Ana Cuevas
He
descubierto que existe una nueva tendencia ideológica en auge en
algunos países occidentales como EEUU o Gran Bretaña. Se llama Transhumanismo y
su estrategia parece ser valerse de la política para conseguir la vida
eterna. Así como suena más o menos. Pero la cosa no se queda ahí. Los
transhumanistas sostienen que si la inteligencia artificial no deja de
avanzar, amenazará en un futuro la supervivencia de la raza humana
(teoría que defiende el propio Hawking). Y para evitarlo, proponen una
especie de fusión con la tecnología que, de tacada, nos proporcionará la
inmortalidad.
Es decir,
la especie humana evolucionaría a la especie transhumana. Pasaríamos a
ser algo así como un cíborg que, gracias a un tuneado biónico de alta
gama, superaría las enfermedades y el envejecimiento. Incluso se
eliminarían los prejuicios por cuestiones raciales, por el sexo o por la
apariencia física (argumentan entusiasmados sus seguidores), puesto que
se podría modificar el aspecto a conveniencia con algún dispositivo de
nanotecnología que llevaríamos incorporado de serie.
Por
supuesto, ese mundo feliz libre de artrosis, patas de gallo y
sepulturas será optativo, conceden los transhumanistas. Optativo y solo
accesible a quienes tengan bien forrados sus biológicos riñones. Porque
esa hipotética simbiosis con las máquinas no saldrá de balde. Lo que me
hace sospechar que esta tendencia, de llegar a extenderse, solo
redundaría en que los ricos, amén de ser más poderosos, serían
inmortales. Hasta ahora, a los parias de la tierra nos quedaba el
consuelo de saber que los banqueros y otros tiburones financieros
también acabarían siendo pasto de gusanos. Dentro de poco, ni eso. Ya
existe un candidato transhumanista a la presidencia estadounidense que
ofrece la vida eterna a cambio del apoyo a su campaña- ¿Quieres morir?

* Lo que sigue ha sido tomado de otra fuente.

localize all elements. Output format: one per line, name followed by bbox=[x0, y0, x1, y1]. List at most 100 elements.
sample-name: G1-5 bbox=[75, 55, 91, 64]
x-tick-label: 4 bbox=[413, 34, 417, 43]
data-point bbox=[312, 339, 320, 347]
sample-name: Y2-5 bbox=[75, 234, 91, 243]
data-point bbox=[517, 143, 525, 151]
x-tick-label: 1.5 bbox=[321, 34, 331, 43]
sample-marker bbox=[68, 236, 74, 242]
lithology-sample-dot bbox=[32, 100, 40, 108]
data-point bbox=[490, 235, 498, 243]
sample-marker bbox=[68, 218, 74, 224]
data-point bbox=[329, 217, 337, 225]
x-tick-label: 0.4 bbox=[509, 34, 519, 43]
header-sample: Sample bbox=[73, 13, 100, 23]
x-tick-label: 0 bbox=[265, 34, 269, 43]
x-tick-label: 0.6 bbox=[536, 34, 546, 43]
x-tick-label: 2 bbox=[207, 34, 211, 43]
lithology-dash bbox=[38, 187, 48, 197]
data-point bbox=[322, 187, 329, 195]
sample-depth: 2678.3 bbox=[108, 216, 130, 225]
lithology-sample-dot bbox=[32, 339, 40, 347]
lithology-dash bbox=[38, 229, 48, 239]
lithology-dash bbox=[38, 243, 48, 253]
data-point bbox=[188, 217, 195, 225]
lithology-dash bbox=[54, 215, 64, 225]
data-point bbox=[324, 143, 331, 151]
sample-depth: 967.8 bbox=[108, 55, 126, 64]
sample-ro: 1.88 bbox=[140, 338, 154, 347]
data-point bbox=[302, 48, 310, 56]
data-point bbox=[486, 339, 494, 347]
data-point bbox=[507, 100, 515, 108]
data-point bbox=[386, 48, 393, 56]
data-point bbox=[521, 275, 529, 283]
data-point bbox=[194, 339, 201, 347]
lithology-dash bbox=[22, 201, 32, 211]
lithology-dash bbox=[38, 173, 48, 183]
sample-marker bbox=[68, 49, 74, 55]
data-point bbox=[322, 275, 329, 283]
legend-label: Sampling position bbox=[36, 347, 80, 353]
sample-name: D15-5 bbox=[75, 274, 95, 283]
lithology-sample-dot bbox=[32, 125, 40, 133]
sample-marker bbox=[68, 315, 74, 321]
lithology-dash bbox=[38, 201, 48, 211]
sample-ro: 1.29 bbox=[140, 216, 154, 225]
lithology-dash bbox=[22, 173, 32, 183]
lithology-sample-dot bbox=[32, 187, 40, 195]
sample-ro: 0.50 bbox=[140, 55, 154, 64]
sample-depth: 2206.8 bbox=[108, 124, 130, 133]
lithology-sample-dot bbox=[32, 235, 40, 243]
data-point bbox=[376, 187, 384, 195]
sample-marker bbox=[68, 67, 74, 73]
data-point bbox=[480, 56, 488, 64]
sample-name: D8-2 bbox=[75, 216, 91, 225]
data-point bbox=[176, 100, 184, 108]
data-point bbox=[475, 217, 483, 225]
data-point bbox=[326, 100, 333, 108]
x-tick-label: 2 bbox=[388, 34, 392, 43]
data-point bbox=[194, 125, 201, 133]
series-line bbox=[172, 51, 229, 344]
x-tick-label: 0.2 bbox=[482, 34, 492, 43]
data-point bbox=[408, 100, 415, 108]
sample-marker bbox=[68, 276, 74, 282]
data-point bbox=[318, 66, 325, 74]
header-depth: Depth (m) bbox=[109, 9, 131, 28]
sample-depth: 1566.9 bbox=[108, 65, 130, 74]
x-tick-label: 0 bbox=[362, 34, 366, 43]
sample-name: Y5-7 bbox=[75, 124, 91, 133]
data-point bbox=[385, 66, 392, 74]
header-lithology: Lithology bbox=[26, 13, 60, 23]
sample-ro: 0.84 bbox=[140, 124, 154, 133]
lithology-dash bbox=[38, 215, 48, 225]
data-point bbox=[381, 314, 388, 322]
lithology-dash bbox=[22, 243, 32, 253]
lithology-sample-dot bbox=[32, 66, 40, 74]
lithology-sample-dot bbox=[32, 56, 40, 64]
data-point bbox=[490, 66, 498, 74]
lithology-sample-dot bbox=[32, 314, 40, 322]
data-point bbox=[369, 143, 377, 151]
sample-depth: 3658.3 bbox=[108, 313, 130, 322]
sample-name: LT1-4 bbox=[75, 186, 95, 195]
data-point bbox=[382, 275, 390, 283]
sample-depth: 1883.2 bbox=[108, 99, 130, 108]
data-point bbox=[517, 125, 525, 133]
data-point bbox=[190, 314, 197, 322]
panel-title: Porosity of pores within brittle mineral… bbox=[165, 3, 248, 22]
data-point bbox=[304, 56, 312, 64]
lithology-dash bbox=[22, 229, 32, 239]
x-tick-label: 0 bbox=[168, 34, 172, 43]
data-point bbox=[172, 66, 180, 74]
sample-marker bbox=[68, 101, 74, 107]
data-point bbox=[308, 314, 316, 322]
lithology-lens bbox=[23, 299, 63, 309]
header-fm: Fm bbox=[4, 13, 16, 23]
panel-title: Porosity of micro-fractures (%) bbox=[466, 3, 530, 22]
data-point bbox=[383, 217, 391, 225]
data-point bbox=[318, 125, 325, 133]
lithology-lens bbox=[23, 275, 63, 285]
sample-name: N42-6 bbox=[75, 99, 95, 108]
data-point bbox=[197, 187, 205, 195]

Pues en caso de que la respuesta sea negativa, vótame.
Por
muy tentador que pueda parecer a priori lo que oferta esta gente, a
servidora se le han puesto los pelos como escarpias. He sufrido una
regresión a la infancia. Para ser más concretos, a un hecho traumático
que padecí a los siete años. Sucedió en la clase de religión que nos
impartía sor Sebastiana (una religiosa cuyo fervor solo era superado por
la contundencia de sus collejas).
Mientras
entraba en un estado de levitativo éxtasis teresiano, la buena mujer
trataba de explicar a la clase de párvulas la importancia de ser buenas
para alcanzar la vida eterna. Recuerdo que entonces, sin saber muy bien
por qué, vencí mi timidez congénita para lanzar una pregunta a mi
maestra: ¿Y qué se hace en la vida eterna? Hay situaciones que, pese a
las décadas y las amnesias de la vida, se te quedan grabadas para
siempre. Una de ellas para mí es la cara de Sor Sebatiana balbuceando
improvisadas y piadosas contestaciones a mi impertinente pregunta. Cosas
como: tocar el harpa y alabar al creador. ¿Pero todo el tiempo?-
Insistí yo tozuda.- ¡Vaya rollo! Aquí fue cuando mi exasperada
preceptora espiritual decidió administrarme un pedagógico cogotazo que
zanjara definitivamente mis inquietudes sobre las bondades de la
eternidad.
La sensación
es similar con los transhumanistas. Su punto de partida es combatir el
riesgo de una superinteligencia artificial y sacar el máximo provecho de
ella. Las religiones llevan haciéndolo desde que andábamos dándonos con
un garrote. Aunque ellas, en su totalidad manifiesta, son más de
combatir el riesgo que tiene la inteligencia humana.
La
vida eterna es un cebo muy goloso para casi todo el mundo. Cuánto no
más para psicópatas y megalómanos. Puede triunfar presidiendo un
programa electoral. O incitar a guerras santas que manden al paraíso a
millones de almas.A mí me pasa lo mismo que cuando era cría. La eternidad me da mucha pereza. Es demasiado tiempo para inquietos y culos de mal asiento. Me conformo con vivir con dignidad lo que me quede de vida. Con eso tengo bastante.